Our Security team requested this app, so we'd like to give it a try. We're in Splunk Cloud (managed, multi-tier, clustered, v8.0).
Splunk Cloud Support installed the app and the script (and presumably curl call) appears to be getting executed successfully, but we get the following error message:
06-19-2020 18:03:47.502 ERROR script - sid:1592589699.48204_791B8AB7-1DA7-4625-BB26-A1D7AF2DC563 command="getwatchlist", Error fetching watch list: <urlopen error [Errno 110] Connection timed out>
They suggested I post a request to the developer of the app, which I'm quoting below:
I am also a Cloud customer and can't run getwatchlist there either. So I have to run the addon on a Heavy Forwarder on-prem put the data in an index. I just finished re-writing it so it runs on 8.0.5 with Python3. I just came here looking for a repo where I could post, but it doesn't look like it's in a Github repo. Let me know if you need a copy that runs in 8.x and I'll send it to you.

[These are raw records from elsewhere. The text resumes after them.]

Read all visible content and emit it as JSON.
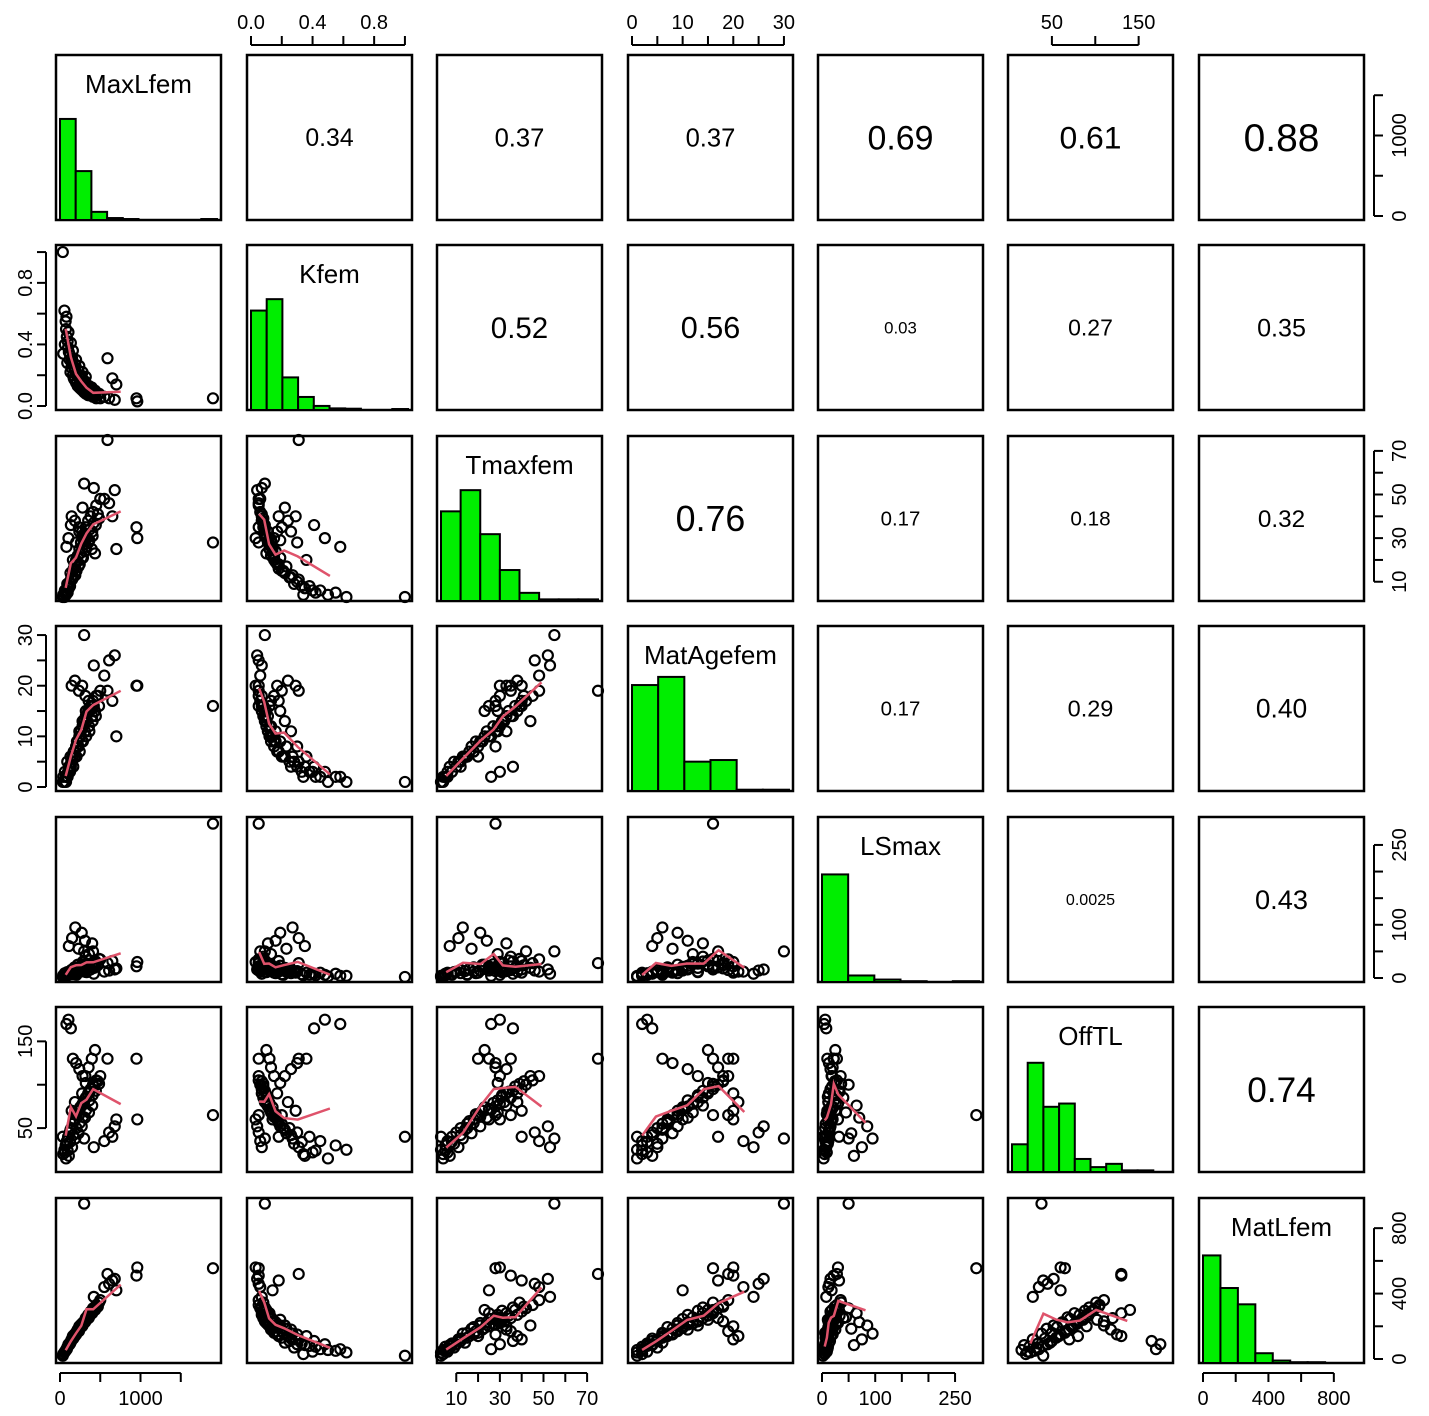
{
  "chart_data": {
    "type": "scatter-matrix",
    "variables": [
      "MaxLfem",
      "Kfem",
      "Tmaxfem",
      "MatAgefem",
      "LSmax",
      "OffTL",
      "MatLfem"
    ],
    "correlations": [
      {
        "row": 0,
        "col": 1,
        "label": "0.34",
        "value": 0.34
      },
      {
        "row": 0,
        "col": 2,
        "label": "0.37",
        "value": 0.37
      },
      {
        "row": 0,
        "col": 3,
        "label": "0.37",
        "value": 0.37
      },
      {
        "row": 0,
        "col": 4,
        "label": "0.69",
        "value": 0.69
      },
      {
        "row": 0,
        "col": 5,
        "label": "0.61",
        "value": 0.61
      },
      {
        "row": 0,
        "col": 6,
        "label": "0.88",
        "value": 0.88
      },
      {
        "row": 1,
        "col": 2,
        "label": "0.52",
        "value": 0.52
      },
      {
        "row": 1,
        "col": 3,
        "label": "0.56",
        "value": 0.56
      },
      {
        "row": 1,
        "col": 4,
        "label": "0.03",
        "value": 0.03
      },
      {
        "row": 1,
        "col": 5,
        "label": "0.27",
        "value": 0.27
      },
      {
        "row": 1,
        "col": 6,
        "label": "0.35",
        "value": 0.35
      },
      {
        "row": 2,
        "col": 3,
        "label": "0.76",
        "value": 0.76
      },
      {
        "row": 2,
        "col": 4,
        "label": "0.17",
        "value": 0.17
      },
      {
        "row": 2,
        "col": 5,
        "label": "0.18",
        "value": 0.18
      },
      {
        "row": 2,
        "col": 6,
        "label": "0.32",
        "value": 0.32
      },
      {
        "row": 3,
        "col": 4,
        "label": "0.17",
        "value": 0.17
      },
      {
        "row": 3,
        "col": 5,
        "label": "0.29",
        "value": 0.29
      },
      {
        "row": 3,
        "col": 6,
        "label": "0.40",
        "value": 0.4
      },
      {
        "row": 4,
        "col": 5,
        "label": "0.0025",
        "value": 0.0025
      },
      {
        "row": 4,
        "col": 6,
        "label": "0.43",
        "value": 0.43
      },
      {
        "row": 5,
        "col": 6,
        "label": "0.74",
        "value": 0.74
      }
    ],
    "axes": {
      "top": [
        {
          "col": 1,
          "ticks": [
            0.0,
            0.2,
            0.4,
            0.6,
            0.8,
            1.0
          ],
          "labels": [
            [
              "0.0",
              0.0
            ],
            [
              "0.4",
              0.4
            ],
            [
              "0.8",
              0.8
            ]
          ]
        },
        {
          "col": 3,
          "ticks": [
            0,
            5,
            10,
            15,
            20,
            25,
            30
          ],
          "labels": [
            [
              "0",
              0
            ],
            [
              "10",
              10
            ],
            [
              "20",
              20
            ],
            [
              "30",
              30
            ]
          ]
        },
        {
          "col": 5,
          "ticks": [
            50,
            100,
            150
          ],
          "labels": [
            [
              "50",
              50
            ],
            [
              "150",
              150
            ]
          ]
        }
      ],
      "bottom": [
        {
          "col": 0,
          "ticks": [
            0,
            500,
            1000,
            1500
          ],
          "labels": [
            [
              "0",
              0
            ],
            [
              "1000",
              1000
            ]
          ]
        },
        {
          "col": 2,
          "ticks": [
            10,
            20,
            30,
            40,
            50,
            60,
            70
          ],
          "labels": [
            [
              "10",
              10
            ],
            [
              "30",
              30
            ],
            [
              "50",
              50
            ],
            [
              "70",
              70
            ]
          ]
        },
        {
          "col": 4,
          "ticks": [
            0,
            50,
            100,
            150,
            200,
            250
          ],
          "labels": [
            [
              "0",
              0
            ],
            [
              "100",
              100
            ],
            [
              "250",
              250
            ]
          ]
        },
        {
          "col": 6,
          "ticks": [
            0,
            200,
            400,
            600,
            800
          ],
          "labels": [
            [
              "0",
              0
            ],
            [
              "400",
              400
            ],
            [
              "800",
              800
            ]
          ]
        }
      ],
      "left": [
        {
          "row": 1,
          "ticks": [
            0.0,
            0.2,
            0.4,
            0.6,
            0.8,
            1.0
          ],
          "labels": [
            [
              "0.0",
              0.0
            ],
            [
              "0.4",
              0.4
            ],
            [
              "0.8",
              0.8
            ]
          ]
        },
        {
          "row": 3,
          "ticks": [
            0,
            5,
            10,
            15,
            20,
            25,
            30
          ],
          "labels": [
            [
              "0",
              0
            ],
            [
              "10",
              10
            ],
            [
              "20",
              20
            ],
            [
              "30",
              30
            ]
          ]
        },
        {
          "row": 5,
          "ticks": [
            50,
            100,
            150
          ],
          "labels": [
            [
              "50",
              50
            ],
            [
              "150",
              150
            ]
          ]
        }
      ],
      "right": [
        {
          "row": 0,
          "ticks": [
            0,
            500,
            1000,
            1500
          ],
          "labels": [
            [
              "0",
              0
            ],
            [
              "1000",
              1000
            ]
          ]
        },
        {
          "row": 2,
          "ticks": [
            10,
            20,
            30,
            40,
            50,
            60,
            70
          ],
          "labels": [
            [
              "10",
              10
            ],
            [
              "30",
              30
            ],
            [
              "50",
              50
            ],
            [
              "70",
              70
            ]
          ]
        },
        {
          "row": 4,
          "ticks": [
            0,
            50,
            100,
            150,
            200,
            250
          ],
          "labels": [
            [
              "0",
              0
            ],
            [
              "100",
              100
            ],
            [
              "250",
              250
            ]
          ]
        },
        {
          "row": 6,
          "ticks": [
            0,
            200,
            400,
            600,
            800
          ],
          "labels": [
            [
              "0",
              0
            ],
            [
              "400",
              400
            ],
            [
              "800",
              800
            ]
          ]
        }
      ]
    },
    "ranges": [
      [
        0,
        1950
      ],
      [
        0,
        1.02
      ],
      [
        3,
        75
      ],
      [
        0,
        31
      ],
      [
        0,
        295
      ],
      [
        4,
        185
      ],
      [
        0,
        960
      ]
    ],
    "histograms": [
      {
        "var": "MaxLfem",
        "edges": [
          0,
          200,
          400,
          600,
          800,
          1000,
          1200,
          1400,
          1600,
          1800,
          2000
        ],
        "heights": [
          0.62,
          0.3,
          0.05,
          0.012,
          0.006,
          0.0,
          0.0,
          0.0,
          0.0,
          0.006
        ]
      },
      {
        "var": "Kfem",
        "edges": [
          0.0,
          0.1,
          0.2,
          0.3,
          0.4,
          0.5,
          0.6,
          0.7,
          0.8,
          0.9,
          1.0
        ],
        "heights": [
          0.61,
          0.68,
          0.2,
          0.08,
          0.025,
          0.01,
          0.008,
          0.0,
          0.0,
          0.006
        ]
      },
      {
        "var": "Tmaxfem",
        "edges": [
          0,
          10,
          20,
          30,
          40,
          50,
          60,
          70,
          80
        ],
        "heights": [
          0.55,
          0.68,
          0.41,
          0.19,
          0.05,
          0.01,
          0.01,
          0.01
        ]
      },
      {
        "var": "MatAgefem",
        "edges": [
          0,
          5,
          10,
          15,
          20,
          25,
          30
        ],
        "heights": [
          0.65,
          0.7,
          0.18,
          0.19,
          0.008,
          0.008
        ]
      },
      {
        "var": "LSmax",
        "edges": [
          0,
          50,
          100,
          150,
          200,
          250,
          300
        ],
        "heights": [
          0.66,
          0.04,
          0.015,
          0.005,
          0.0,
          0.005
        ]
      },
      {
        "var": "OffTL",
        "edges": [
          0,
          20,
          40,
          60,
          80,
          100,
          120,
          140,
          160,
          180,
          200
        ],
        "heights": [
          0.17,
          0.67,
          0.4,
          0.42,
          0.08,
          0.03,
          0.05,
          0.01,
          0.01,
          0.0
        ]
      },
      {
        "var": "MatLfem",
        "edges": [
          0,
          100,
          200,
          300,
          400,
          500,
          600,
          700,
          800,
          900
        ],
        "heights": [
          0.66,
          0.46,
          0.36,
          0.06,
          0.015,
          0.005,
          0.005,
          0.0,
          0.0
        ]
      }
    ],
    "species_sample": [
      [
        40,
        0.34,
        4,
        2,
        5,
        20,
        30
      ],
      [
        55,
        0.62,
        3,
        1,
        4,
        25,
        40
      ],
      [
        70,
        0.55,
        5,
        2,
        8,
        30,
        50
      ],
      [
        85,
        0.45,
        6,
        2,
        10,
        35,
        60
      ],
      [
        100,
        0.38,
        8,
        3,
        6,
        40,
        80
      ],
      [
        120,
        0.3,
        10,
        4,
        12,
        45,
        90
      ],
      [
        140,
        0.25,
        12,
        5,
        15,
        50,
        110
      ],
      [
        160,
        0.2,
        15,
        6,
        7,
        55,
        130
      ],
      [
        180,
        0.17,
        18,
        7,
        20,
        60,
        150
      ],
      [
        200,
        0.15,
        20,
        8,
        10,
        65,
        160
      ],
      [
        220,
        0.13,
        22,
        9,
        25,
        70,
        180
      ],
      [
        240,
        0.12,
        25,
        10,
        14,
        72,
        200
      ],
      [
        260,
        0.11,
        28,
        11,
        18,
        75,
        210
      ],
      [
        280,
        0.1,
        30,
        12,
        30,
        78,
        220
      ],
      [
        300,
        0.09,
        32,
        13,
        12,
        80,
        230
      ],
      [
        320,
        0.08,
        35,
        14,
        40,
        85,
        250
      ],
      [
        350,
        0.07,
        38,
        15,
        22,
        90,
        270
      ],
      [
        380,
        0.07,
        40,
        16,
        16,
        95,
        290
      ],
      [
        410,
        0.06,
        42,
        17,
        50,
        100,
        310
      ],
      [
        450,
        0.05,
        45,
        18,
        28,
        105,
        330
      ],
      [
        500,
        0.05,
        48,
        19,
        35,
        110,
        360
      ],
      [
        60,
        0.4,
        6,
        3,
        9,
        22,
        45
      ],
      [
        90,
        0.28,
        9,
        5,
        11,
        32,
        70
      ],
      [
        130,
        0.22,
        14,
        6,
        13,
        48,
        100
      ],
      [
        170,
        0.18,
        16,
        7,
        17,
        58,
        140
      ],
      [
        210,
        0.16,
        19,
        9,
        9,
        66,
        170
      ],
      [
        250,
        0.14,
        23,
        10,
        21,
        74,
        190
      ],
      [
        290,
        0.12,
        27,
        12,
        26,
        79,
        215
      ],
      [
        330,
        0.1,
        31,
        13,
        11,
        86,
        240
      ],
      [
        370,
        0.09,
        34,
        15,
        33,
        92,
        265
      ],
      [
        420,
        0.08,
        37,
        16,
        19,
        98,
        300
      ],
      [
        470,
        0.07,
        41,
        18,
        24,
        104,
        320
      ],
      [
        110,
        0.35,
        7,
        4,
        60,
        18,
        85
      ],
      [
        150,
        0.31,
        11,
        5,
        75,
        28,
        120
      ],
      [
        190,
        0.27,
        13,
        6,
        95,
        38,
        155
      ],
      [
        230,
        0.23,
        17,
        8,
        55,
        44,
        185
      ],
      [
        270,
        0.19,
        21,
        9,
        85,
        52,
        205
      ],
      [
        310,
        0.16,
        24,
        11,
        70,
        62,
        225
      ],
      [
        360,
        0.13,
        29,
        12,
        45,
        68,
        255
      ],
      [
        400,
        0.11,
        33,
        14,
        65,
        76,
        280
      ],
      [
        75,
        0.5,
        4,
        1,
        3,
        15,
        55
      ],
      [
        95,
        0.42,
        5,
        2,
        5,
        24,
        75
      ],
      [
        125,
        0.33,
        8,
        3,
        7,
        34,
        95
      ],
      [
        165,
        0.26,
        12,
        4,
        9,
        42,
        125
      ],
      [
        205,
        0.21,
        15,
        6,
        6,
        50,
        160
      ],
      [
        245,
        0.18,
        18,
        7,
        12,
        56,
        195
      ],
      [
        285,
        0.15,
        21,
        9,
        14,
        63,
        220
      ],
      [
        325,
        0.13,
        26,
        10,
        18,
        71,
        245
      ],
      [
        365,
        0.11,
        29,
        11,
        23,
        82,
        270
      ],
      [
        405,
        0.1,
        31,
        13,
        27,
        88,
        295
      ],
      [
        445,
        0.09,
        36,
        14,
        31,
        93,
        315
      ],
      [
        485,
        0.08,
        39,
        16,
        36,
        101,
        345
      ],
      [
        145,
        0.29,
        40,
        20,
        10,
        70,
        120
      ],
      [
        185,
        0.24,
        38,
        21,
        12,
        80,
        140
      ],
      [
        235,
        0.2,
        35,
        19,
        15,
        65,
        170
      ],
      [
        275,
        0.17,
        33,
        20,
        13,
        90,
        200
      ],
      [
        315,
        0.15,
        30,
        18,
        18,
        110,
        230
      ],
      [
        355,
        0.13,
        28,
        17,
        20,
        120,
        250
      ],
      [
        395,
        0.12,
        25,
        16,
        22,
        130,
        280
      ],
      [
        435,
        0.1,
        23,
        15,
        25,
        140,
        300
      ],
      [
        80,
        0.58,
        26,
        2,
        4,
        170,
        60
      ],
      [
        105,
        0.48,
        30,
        3,
        6,
        175,
        90
      ],
      [
        135,
        0.41,
        36,
        4,
        8,
        165,
        110
      ],
      [
        160,
        0.36,
        20,
        6,
        10,
        130,
        140
      ],
      [
        200,
        0.3,
        28,
        8,
        13,
        125,
        150
      ],
      [
        240,
        0.26,
        33,
        11,
        16,
        118,
        180
      ],
      [
        280,
        0.22,
        44,
        13,
        19,
        110,
        205
      ],
      [
        320,
        0.19,
        29,
        15,
        23,
        102,
        240
      ],
      [
        590,
        0.31,
        75,
        19,
        28,
        130,
        520
      ],
      [
        650,
        0.18,
        40,
        17,
        32,
        40,
        480
      ],
      [
        700,
        0.14,
        25,
        10,
        18,
        60,
        420
      ],
      [
        950,
        0.05,
        35,
        20,
        22,
        130,
        510
      ],
      [
        960,
        0.03,
        30,
        20,
        30,
        60,
        560
      ],
      [
        1900,
        0.05,
        28,
        16,
        290,
        65,
        555
      ],
      [
        35,
        1.0,
        3,
        1,
        2,
        40,
        20
      ],
      [
        300,
        0.09,
        55,
        30,
        50,
        38,
        950
      ],
      [
        420,
        0.07,
        53,
        24,
        8,
        28,
        380
      ],
      [
        550,
        0.06,
        48,
        22,
        12,
        35,
        440
      ],
      [
        610,
        0.05,
        46,
        25,
        14,
        45,
        460
      ],
      [
        680,
        0.04,
        52,
        26,
        16,
        52,
        490
      ]
    ]
  }
}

Update from Splunk Cloud regarding question about open ports "by default" and "by request":
On Search head:
By default the following ports are open to the world, unless you provided an ip to restrict access to that one,
Inputs data manager
On search head and indexers, ports other than the default are not allowed; it is possible, however, to open addition al ports on the inputs data manager (IDM) instance. Note: The IDM instance is not a SHC member, so writing lookups to IDM does not make them available on (in) Splunk Cloud SHC.